Adrienne Ashley gave her hand one good pump, then abandoned it. “We would like to conduct a series of interviews with the people who witnessed the ghost sighting, run some footage of the house, that sort of thing, but Mr. Macnamara doesn’t seem interested in cooperating.”
Red lips pursed and her dark blond helmet hair deigned to shudder in disapproval.
Boston rubbed his jaw. “I wasn’t going to do anything without Shelby’s permission. It’s up to her.”
Shelby paused to wonder how he’d spent his day off. With Amanda? Working? She didn’t even know what he liked to do in his free time, and that made her feel her decision to stop seeing him was the right one. They didn’t really know each other at all.

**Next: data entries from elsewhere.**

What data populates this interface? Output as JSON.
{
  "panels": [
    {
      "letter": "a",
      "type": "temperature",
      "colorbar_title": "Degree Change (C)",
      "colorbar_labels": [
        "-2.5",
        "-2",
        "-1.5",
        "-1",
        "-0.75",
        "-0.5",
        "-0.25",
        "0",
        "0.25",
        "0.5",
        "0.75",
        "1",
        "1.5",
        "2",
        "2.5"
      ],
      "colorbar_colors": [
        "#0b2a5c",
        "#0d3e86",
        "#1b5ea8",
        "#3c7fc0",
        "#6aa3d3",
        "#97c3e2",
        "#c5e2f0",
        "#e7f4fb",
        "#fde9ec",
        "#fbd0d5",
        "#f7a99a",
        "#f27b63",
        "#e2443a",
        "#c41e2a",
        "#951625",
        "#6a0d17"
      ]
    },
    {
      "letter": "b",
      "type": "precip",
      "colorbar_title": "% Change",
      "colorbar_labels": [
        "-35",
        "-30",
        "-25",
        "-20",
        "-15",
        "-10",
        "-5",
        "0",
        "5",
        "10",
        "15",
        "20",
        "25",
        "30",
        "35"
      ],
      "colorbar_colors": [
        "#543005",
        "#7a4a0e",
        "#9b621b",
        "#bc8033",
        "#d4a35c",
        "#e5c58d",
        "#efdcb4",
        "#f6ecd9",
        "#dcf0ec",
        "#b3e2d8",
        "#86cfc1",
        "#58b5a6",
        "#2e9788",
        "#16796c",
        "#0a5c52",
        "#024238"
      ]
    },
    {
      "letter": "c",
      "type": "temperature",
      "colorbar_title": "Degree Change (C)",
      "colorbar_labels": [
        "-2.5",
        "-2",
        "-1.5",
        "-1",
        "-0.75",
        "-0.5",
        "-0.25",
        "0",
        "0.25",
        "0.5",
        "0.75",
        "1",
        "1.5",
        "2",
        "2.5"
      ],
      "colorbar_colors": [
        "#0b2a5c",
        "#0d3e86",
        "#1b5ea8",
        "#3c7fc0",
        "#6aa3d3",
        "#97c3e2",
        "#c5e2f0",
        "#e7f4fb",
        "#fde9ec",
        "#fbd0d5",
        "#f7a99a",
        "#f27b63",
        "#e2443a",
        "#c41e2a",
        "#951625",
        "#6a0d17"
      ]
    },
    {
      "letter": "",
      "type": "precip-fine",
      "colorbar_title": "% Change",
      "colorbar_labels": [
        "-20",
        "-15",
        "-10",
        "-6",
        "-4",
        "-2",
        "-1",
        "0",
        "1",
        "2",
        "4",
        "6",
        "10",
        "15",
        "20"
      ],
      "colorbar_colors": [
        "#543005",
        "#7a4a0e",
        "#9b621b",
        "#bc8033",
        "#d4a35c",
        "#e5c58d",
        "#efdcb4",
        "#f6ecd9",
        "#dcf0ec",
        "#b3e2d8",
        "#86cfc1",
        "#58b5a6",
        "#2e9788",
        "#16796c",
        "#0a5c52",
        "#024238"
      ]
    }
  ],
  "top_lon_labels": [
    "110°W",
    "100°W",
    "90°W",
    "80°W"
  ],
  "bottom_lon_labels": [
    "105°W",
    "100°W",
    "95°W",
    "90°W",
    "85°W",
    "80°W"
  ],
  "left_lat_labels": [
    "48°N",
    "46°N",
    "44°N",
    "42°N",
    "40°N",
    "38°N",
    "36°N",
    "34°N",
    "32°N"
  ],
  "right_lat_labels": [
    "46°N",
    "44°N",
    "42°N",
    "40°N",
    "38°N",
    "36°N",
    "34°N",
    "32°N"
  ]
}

But they could have. And they did, in the ways that mattered.
Shelby shut up her inner dialogue and tried to focus on Adrienne Ashley’s long self-important nose. “Well, Ms. Ashley, I don’t know.”
Now that sounded intelligent. But for the life of her, she couldn’t decide if it would be a good thing or a bad thing to have the White House immortalized on the eleven o’clock news. Likely, it would just embarrass them all.
Or it could bring business—big business. When Boston moved out, Gran could convert the house into a bed-and-breakfast.
Her answer didn’t please the reporter, especially not when Boston nudged around her and picked up Shelby’s injured hand. “How are you feeling today? Did you take a pain pill?”
He inspected her like he was waiting for her to puddle on the ground again.
“I’m fine, thanks. It doesn’t even hurt.” And she regretted that she’d been such a weenie about the whole thing the night before. It had made it all that much harder to stick to her guns and tell Boston they couldn’t see each other. When he’d stared at her in that hospital ER, his eyes the most delicious rich blue, and looked at her like he wanted to sweep her off to a deserted island and worship at her feet, well, she’d been sorely tempted.
“If you want to do the story, I don’t mind,” he said in a low voice. “I want whatever you want.”
She wanted him, darn it all to hell and back again.
But that wouldn’t pay the bills or pop a bun in her oven, and she was first and foremost a practical person. “It makes sense to do the story. More business.”
He nodded. “That’s what I would do.”
She was probably going to regret this, but then what was life for but regrets? Shelby made no effort to remove her hand from Boston’s as she called for the reporter, who was impatiently pacing the porch. Her professional smile had warped into a gritted lip pull.
“What exactly did you have in mind?” Shelby asked.
“I want to interview everyone who was here yesterday who’s willing to talk on camera. I want to tape myself walking through the home, and I’d really like to have a ghost expert come into the house and make an assessment.”